Belum selesai proses hukum akibat Pemprov Kepri mengeluarkan izin tambang bodong, kembali terkuak pencairan Dana Jaminan Pengelolaan Lingkungan (DJPL) atau dana reklamsi PT Sahnur dengan alasan telah melakukan revitalisasi lingkungan dengan capaian keberhasilan 100 persen di Tanjung Mocco kawasan FTZ. Artinya aktifitas tambang tidak pernah ada alias fiktif, sehingga dokumen berita acara keberhasilan reklamasi untuk pencairan diduga difiktifkan.
KEPRINEWS – Melalui penuturan dari salah satu pegawai ESDM (namanya dirahasiakan) kepada KepriNews.co, Senin (15/02/2021) dibeberkan, bahwasannya penjelasan dari Kasi Teknik Lingkungan Dinas ESDM Kepri, Reza Muzzamil Jufri kepada wartawan baru-baru ini, perlu diuji dan berkemungkinan tidak benar, artinya disinyalir memutarbalikan fakta dari eksistensi sebenarnya.
Dijelaskannya PT Sahnur itu memang hampir melakukan aktivitas tambang di Tanjung Mocco. Sampai peralatan pertambangan pada waktu itu sudah standby untuk melakukan eksploitasi bauksit. Namun karena sesuatu dan lain hal, sehingga operasi pertambangan tidak sempat dilakukan. Dan diketahui bahwa perusahaan ini hanya sebatas membeli bauksit dari hasil penambang lainnya.

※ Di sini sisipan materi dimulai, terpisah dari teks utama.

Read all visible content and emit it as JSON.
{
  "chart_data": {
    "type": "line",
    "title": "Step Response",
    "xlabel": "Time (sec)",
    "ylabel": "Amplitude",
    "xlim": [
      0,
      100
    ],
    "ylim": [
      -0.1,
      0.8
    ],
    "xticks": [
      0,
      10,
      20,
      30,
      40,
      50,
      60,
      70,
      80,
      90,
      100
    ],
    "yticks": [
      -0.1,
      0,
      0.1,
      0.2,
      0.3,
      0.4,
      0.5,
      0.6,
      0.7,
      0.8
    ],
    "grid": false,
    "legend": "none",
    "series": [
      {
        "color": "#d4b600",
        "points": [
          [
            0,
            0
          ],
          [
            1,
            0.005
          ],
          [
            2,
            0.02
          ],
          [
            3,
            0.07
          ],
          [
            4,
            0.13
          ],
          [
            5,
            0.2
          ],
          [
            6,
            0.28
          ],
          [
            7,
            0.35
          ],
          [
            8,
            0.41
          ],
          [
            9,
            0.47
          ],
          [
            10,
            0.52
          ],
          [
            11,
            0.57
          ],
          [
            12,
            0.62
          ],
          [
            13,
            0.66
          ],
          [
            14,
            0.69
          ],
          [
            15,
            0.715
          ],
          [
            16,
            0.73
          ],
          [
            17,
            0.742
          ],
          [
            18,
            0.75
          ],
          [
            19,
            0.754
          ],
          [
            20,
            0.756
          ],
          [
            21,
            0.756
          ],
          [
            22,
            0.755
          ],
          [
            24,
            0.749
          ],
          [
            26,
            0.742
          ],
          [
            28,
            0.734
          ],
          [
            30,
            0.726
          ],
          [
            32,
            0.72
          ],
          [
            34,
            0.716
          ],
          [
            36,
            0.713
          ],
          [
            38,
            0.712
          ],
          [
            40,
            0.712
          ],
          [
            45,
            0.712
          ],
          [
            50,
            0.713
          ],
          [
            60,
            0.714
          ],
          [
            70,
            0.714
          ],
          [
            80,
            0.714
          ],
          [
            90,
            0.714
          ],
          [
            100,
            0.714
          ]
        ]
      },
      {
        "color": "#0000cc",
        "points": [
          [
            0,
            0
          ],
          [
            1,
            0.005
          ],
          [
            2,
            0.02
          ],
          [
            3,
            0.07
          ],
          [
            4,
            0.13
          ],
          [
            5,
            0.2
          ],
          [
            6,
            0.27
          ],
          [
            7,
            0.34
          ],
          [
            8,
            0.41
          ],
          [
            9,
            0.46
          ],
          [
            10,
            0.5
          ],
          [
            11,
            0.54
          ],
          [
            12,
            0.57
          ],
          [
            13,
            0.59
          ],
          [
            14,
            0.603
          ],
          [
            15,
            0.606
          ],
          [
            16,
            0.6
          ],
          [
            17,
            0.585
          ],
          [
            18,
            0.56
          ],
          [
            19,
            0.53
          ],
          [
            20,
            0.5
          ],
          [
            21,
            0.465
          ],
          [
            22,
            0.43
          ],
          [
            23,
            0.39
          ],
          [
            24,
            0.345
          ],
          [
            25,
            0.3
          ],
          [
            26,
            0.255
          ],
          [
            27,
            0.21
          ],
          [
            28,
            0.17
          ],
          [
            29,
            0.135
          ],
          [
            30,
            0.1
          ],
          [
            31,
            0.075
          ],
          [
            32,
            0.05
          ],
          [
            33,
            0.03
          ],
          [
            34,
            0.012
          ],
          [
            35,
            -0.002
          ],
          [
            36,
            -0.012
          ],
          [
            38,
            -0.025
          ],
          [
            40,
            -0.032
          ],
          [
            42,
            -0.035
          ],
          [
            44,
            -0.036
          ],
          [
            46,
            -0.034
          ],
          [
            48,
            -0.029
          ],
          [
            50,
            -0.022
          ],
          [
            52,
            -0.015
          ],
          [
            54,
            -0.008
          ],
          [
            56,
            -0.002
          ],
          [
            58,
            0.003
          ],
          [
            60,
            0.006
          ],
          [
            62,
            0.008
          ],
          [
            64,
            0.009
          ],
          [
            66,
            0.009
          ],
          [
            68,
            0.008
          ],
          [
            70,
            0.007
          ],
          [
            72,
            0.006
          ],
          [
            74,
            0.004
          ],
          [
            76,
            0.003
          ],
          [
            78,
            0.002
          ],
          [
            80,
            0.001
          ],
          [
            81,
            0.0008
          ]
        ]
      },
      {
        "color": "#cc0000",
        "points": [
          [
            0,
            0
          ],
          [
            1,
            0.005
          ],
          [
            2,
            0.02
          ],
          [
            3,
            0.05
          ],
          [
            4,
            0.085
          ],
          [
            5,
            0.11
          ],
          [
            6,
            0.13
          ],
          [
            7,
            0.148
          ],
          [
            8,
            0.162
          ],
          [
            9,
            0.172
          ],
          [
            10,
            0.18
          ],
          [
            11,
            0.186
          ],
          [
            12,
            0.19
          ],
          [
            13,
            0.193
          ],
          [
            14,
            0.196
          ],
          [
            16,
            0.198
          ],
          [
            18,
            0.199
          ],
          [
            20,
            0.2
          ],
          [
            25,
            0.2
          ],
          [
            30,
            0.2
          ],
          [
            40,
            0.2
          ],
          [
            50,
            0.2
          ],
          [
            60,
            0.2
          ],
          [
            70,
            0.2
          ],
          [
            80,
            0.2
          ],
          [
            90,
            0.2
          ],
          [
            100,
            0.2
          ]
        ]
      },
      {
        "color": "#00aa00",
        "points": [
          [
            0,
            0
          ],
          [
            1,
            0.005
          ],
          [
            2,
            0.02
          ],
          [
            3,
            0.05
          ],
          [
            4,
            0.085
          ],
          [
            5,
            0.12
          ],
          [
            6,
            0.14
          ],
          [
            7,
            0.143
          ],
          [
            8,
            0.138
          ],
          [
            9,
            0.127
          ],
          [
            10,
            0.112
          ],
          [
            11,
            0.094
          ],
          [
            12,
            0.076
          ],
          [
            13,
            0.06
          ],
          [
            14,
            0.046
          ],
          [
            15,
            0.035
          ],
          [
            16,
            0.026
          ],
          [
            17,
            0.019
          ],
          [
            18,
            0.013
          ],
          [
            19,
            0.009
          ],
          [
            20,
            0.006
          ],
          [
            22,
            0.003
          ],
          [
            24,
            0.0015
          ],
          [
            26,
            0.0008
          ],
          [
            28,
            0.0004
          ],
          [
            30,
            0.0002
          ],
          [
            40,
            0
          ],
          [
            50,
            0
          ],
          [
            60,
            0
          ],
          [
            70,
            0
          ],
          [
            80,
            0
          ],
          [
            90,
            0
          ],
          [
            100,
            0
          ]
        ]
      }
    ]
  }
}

Yang dijelaskan Kasi Teknik Lingkungan itu mengenai realisasi reklamasi oleh PT Sahnur sudah memenuhi standar dan sesuai UU, itu jelas manipulasi. Dimana PT ini tidak pernah melakukan sesuatu yang berkaitan dengan aktivitas reklamasi.
Mulai dari penataan sampai pematangan lahan di lokasi rencana pertambangan PT Sahnur, itu dilakukan Pemprov Kepri untuk pembangunan jalan dengan nilai anggaran Rp28 miliar.
“Saya pun bingung, berita acara keberhasilan reklamasi PT Shanur tersebut, itu dilakukan Pemprov dikarenakan akan membangunan jalan. Menggunakan dana APBD, bukan dana perusahaan. Tapi kok bisa dijadikan laporan dokumen kegiatan reklamasi untuk mencairkan dana reklamasi yang berjumlah sekitar Rp5 miliar,” herannya.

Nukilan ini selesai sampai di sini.